The Pasadena Star News was up at "the Lab" (JPL) to report on the end of the Galileo mission, Sunday. (Other JPL employees who weren't a part of Galileo were told to stay away from the lab, according to my JPL-employed boyfriend who wasn't a part of Galileo. So it is with dog and pony shows.)

Last night at the Pasadena Playhouse, The celebrated the mission with a commemorative program: Galileo and his Daughter, by Sava Sobel. Before that, a commemorative award was presented to a trio of people representing the thousands who worked on Galileo: John Casani and Claudia Alexander, the first and last Galileo Project Managers, and Torrence Johnson, Galileo Project Scientist. The introductory comments included recollections of trying to take orbital mechanics and designing a mission around it using a 1972-era portable computer (no screen, paper printouts), with the daisy-shaped orbit to all the moons actually calculated by the person in the Galileo Galilee chair at Padua University. We saw a film highlight of the mission (you can see it here on the Galileo Mission page in Real or QuickTime format, see first list item).
And then a reading; or interspersed set of readings- from Galileo's published works, describing his distance-viewer and his observations of the stars, and then of the discovery of little stars with Jupiter ("I render infinite thanks to God for being so kind as to make me alone the fisrt observer of marvels kekpt hidden in obscurity for all previous centuries"), and reflections on how he wished Copernicus were around to see his theory borne out.
And from his daughter, letters written to her father from the convent where she was, both congratulating him on wonderful letters he'd received that he'd loaned her so she could read 'em too, discussions of concern about his health, little gifts back and forth and the details of the glorious mundane (please fix this clock; here are some candies I made for your from citron; please send back the basket and linen from before, etc.)
The culmination in the Galileo part was a discussion of the presumption of a stationary earth at the center of near bodies and far bodies, all of which are in motion. He compared it to what it would be like to stand high in a tower overlooking a vast area, and that countryside would revolve around the tower just to keep a person from having to turn his head.

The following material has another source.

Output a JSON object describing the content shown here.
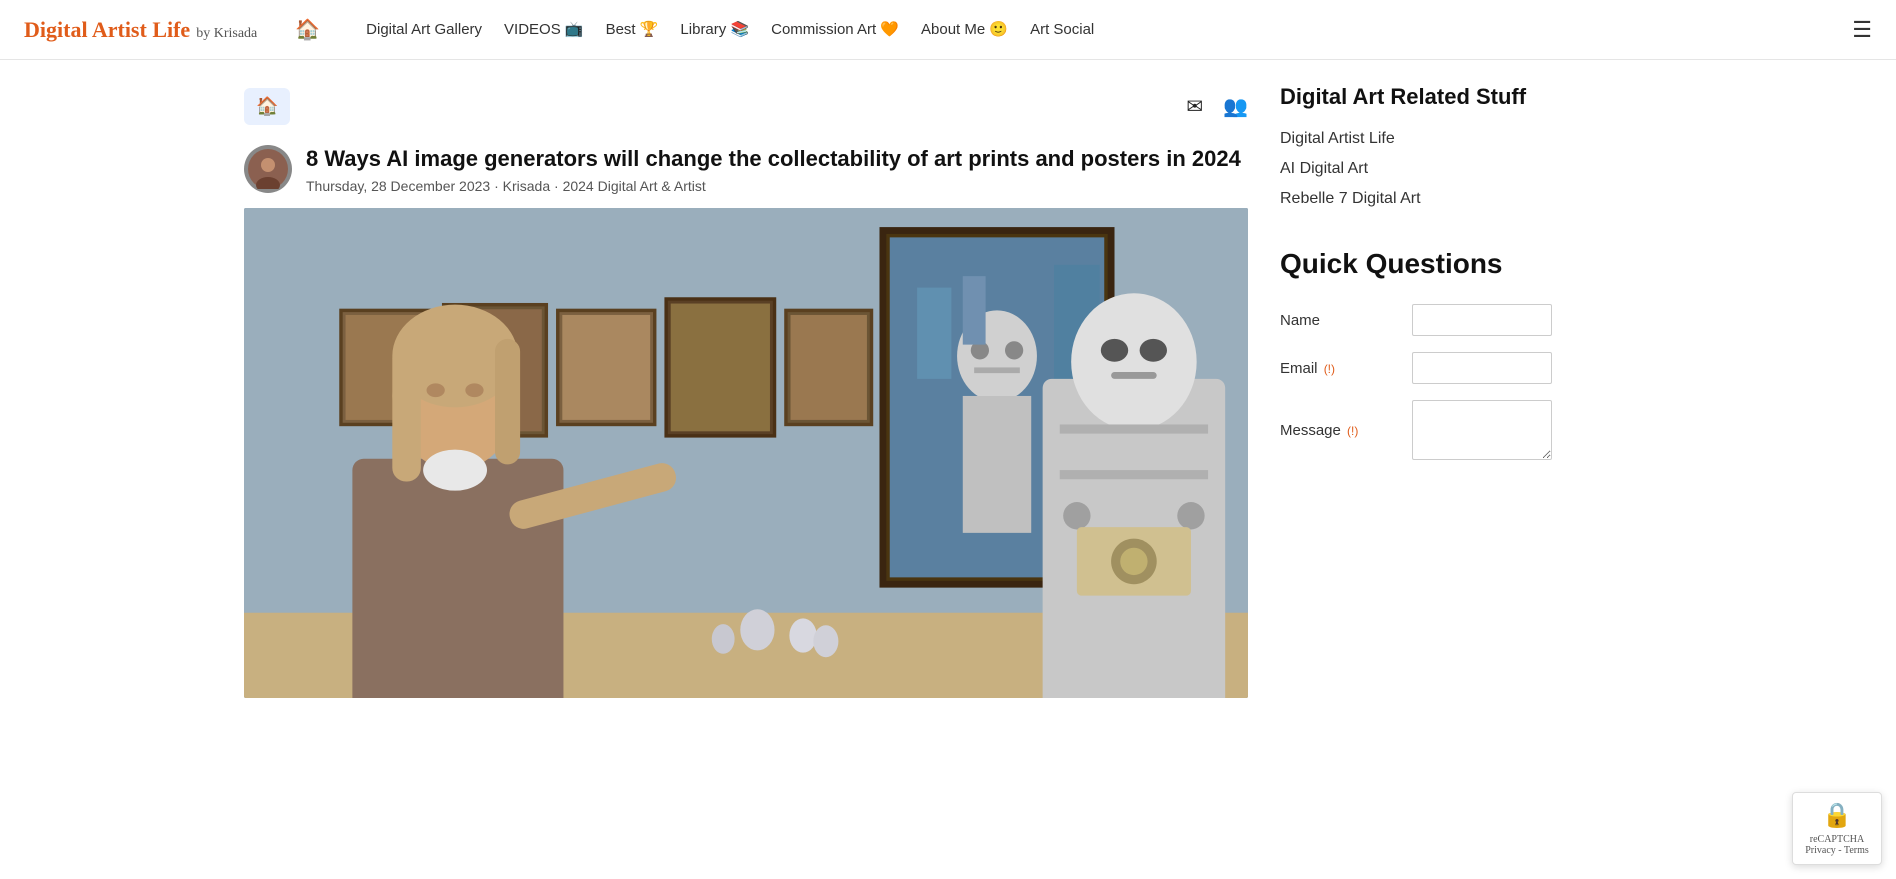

How do I describe what it's like to be in the audience with a number of scientists, engineers and other supporters of planetary exploration, on this day after the Galileo mission came to a close? We re-experienced the initial discovery of the behavior of these three, no, there are four stars near Jupiter, with the hindsight of 4 centuries and subsequent discovery. Laughter at certain spots had that undercurrent of knowing of those for whom these just-revealed discoveries are at the base of a person's own life work. Marvelling at the personality of this man who's called "The Father of Modern Science," and a context in which the recent discoveries of this mission transpired. For Galileo, the lead tube with a convex lens at one end and a concave one at the other. And now, a group of scientists and engineers who designed, built, flew, and fixed (and fixed and fixed) a spacecraft that's been in the Jovian neighborhood for a while, observing and finding new things about those "Medici stars" (what Galileo decided to name the four smaller stars around Jupiter--see? crass commercialism and a bow to one's underwriting sponsors existed 400 years ago, too). We go on discovering. It's easier, I think, to focus on a single individual at the beginning, but the great discoveries continue.
Late afternoon yesterday, I left the office where I've been freelancing. I described my plans for the night. "Do you think space exploration is a good thing?" I was asked, in light of mention of the need to destroy the spacecraft so as not to contaminate the moons with earthly microbes. Absolutely, I replied. Especially when it's the kind of mission that's cost-effective, with lots of new discoveries, moreso than the cost of the manned space program for more PR than real scientific discovery.
. . .
Afterwards, I met Dava Sobel. My copy of Galileo's Daughter is now signed. Dated the day after the end of the Galileo mission. It was a book on my bookshelf yesterday morning, today it has a little more historial heft to it as part of the record of our understanding of Jupiter.